Talking about the increase in users, Meta announced that the company generated a total of $34.15 billion in revenue in Q3, which signifies an increase of 23% year-over-year. The company also said that it saw an increase in ad impressions across all its apps in the quarter under review.
In the third quarter of 2023, ad impressions delivered across our Family of Apps increased by 31% year-over-year and the average price per ad decreased by 6% year-over-year, Meta said.
Read the complete Q3 report here
Meta Plans for 2024, Zuckerberg Announced
Speaking on Meta's Wednesday Q3 results, Zuckerberg expressed his satisfaction with Meta’s performance and shared some of the company’s plans for the coming year.
As we’re looking ahead and planning for next year, I wanted to share a few thoughts on what I’m expecting. I’ve been happy with our results this year so far, and we’re planning to continue focusing on operating efficiently going forward—both because it creates a more disciplined and lean culture and also because it provides stability to see our long-term initiatives through in a very volatile world.
In terms of investment priorities, AI will be our biggest investment area in 2024, both in engineering and computing resources.
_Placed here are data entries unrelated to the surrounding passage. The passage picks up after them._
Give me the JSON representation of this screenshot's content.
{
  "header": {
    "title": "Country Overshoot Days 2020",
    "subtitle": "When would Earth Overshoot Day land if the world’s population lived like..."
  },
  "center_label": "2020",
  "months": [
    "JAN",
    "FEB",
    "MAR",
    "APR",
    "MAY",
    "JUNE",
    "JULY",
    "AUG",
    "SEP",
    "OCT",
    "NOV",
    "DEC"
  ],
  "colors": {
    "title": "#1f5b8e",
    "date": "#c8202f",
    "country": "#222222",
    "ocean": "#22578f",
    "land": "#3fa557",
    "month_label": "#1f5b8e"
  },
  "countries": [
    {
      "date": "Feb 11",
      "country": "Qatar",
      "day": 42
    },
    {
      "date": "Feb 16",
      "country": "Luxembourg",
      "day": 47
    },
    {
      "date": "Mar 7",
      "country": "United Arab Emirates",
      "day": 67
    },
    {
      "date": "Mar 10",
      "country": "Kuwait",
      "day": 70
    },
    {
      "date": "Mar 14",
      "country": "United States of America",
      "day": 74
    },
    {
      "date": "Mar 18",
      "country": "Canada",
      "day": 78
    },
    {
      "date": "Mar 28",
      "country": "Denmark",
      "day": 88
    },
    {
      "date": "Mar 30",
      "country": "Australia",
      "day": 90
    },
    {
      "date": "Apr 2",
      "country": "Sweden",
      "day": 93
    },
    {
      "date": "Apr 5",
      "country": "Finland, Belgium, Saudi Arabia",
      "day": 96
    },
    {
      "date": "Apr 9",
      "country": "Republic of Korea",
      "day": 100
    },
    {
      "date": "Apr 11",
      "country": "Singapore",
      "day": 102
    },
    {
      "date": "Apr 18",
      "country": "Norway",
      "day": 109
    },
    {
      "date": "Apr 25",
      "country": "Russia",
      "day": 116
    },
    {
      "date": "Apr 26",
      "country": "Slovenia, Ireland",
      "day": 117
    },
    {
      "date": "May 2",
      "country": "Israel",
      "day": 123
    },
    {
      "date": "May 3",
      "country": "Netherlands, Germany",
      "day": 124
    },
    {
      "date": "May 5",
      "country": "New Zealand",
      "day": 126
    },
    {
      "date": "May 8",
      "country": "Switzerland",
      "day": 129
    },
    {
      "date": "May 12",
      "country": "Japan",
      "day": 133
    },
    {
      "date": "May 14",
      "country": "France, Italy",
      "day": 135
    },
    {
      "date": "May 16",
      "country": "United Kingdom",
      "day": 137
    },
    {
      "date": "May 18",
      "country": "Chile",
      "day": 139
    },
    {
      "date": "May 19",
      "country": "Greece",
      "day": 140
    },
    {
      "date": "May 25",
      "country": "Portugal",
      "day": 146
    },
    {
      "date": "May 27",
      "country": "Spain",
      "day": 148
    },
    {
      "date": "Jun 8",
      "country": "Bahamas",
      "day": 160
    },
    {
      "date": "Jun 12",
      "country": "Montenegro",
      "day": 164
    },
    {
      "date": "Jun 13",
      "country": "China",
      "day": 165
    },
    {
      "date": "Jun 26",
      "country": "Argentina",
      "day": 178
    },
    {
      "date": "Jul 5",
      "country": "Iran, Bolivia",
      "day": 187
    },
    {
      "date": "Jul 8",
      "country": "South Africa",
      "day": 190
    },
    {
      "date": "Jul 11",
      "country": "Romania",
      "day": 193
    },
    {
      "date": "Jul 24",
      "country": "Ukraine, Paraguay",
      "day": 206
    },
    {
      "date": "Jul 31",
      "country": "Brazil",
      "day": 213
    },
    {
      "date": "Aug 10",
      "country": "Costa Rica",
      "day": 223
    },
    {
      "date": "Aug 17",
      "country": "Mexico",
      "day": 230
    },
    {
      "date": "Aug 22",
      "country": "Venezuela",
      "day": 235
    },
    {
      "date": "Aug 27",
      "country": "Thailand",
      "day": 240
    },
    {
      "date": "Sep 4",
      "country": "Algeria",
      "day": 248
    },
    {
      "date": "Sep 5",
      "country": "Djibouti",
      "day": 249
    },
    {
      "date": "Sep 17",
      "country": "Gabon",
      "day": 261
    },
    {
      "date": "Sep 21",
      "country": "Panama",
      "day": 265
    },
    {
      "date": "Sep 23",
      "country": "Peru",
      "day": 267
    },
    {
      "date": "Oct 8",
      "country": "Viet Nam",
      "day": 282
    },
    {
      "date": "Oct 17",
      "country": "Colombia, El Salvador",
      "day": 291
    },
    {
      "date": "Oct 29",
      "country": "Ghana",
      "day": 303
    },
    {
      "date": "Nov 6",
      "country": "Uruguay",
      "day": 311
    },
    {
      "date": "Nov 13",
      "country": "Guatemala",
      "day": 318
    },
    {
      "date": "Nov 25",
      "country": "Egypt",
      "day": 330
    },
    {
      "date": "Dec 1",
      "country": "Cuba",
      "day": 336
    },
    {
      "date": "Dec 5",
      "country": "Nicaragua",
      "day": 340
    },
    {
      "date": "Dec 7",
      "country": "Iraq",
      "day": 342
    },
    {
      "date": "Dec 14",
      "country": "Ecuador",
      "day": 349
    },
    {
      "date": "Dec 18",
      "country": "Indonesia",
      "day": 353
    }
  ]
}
But I want to avoid allocating a lot of new headcounts, so we’re going to continue deprioritizing a number of non-AI projects across the company to shift people towards working on AI instead.
On the recruiting front, one dynamic that I want to flag is that we have a sizable hiring backlog right now since part of our layoffs earlier this year included teams swapping out certain skills to be able to hire others, and we’re still going to be hiring for those roles going into 2024. That means that even though we’re planning to grow headcount at a much slower rate going forward, the actual rate next year may temporarily be faster as we work through this hiring backlog.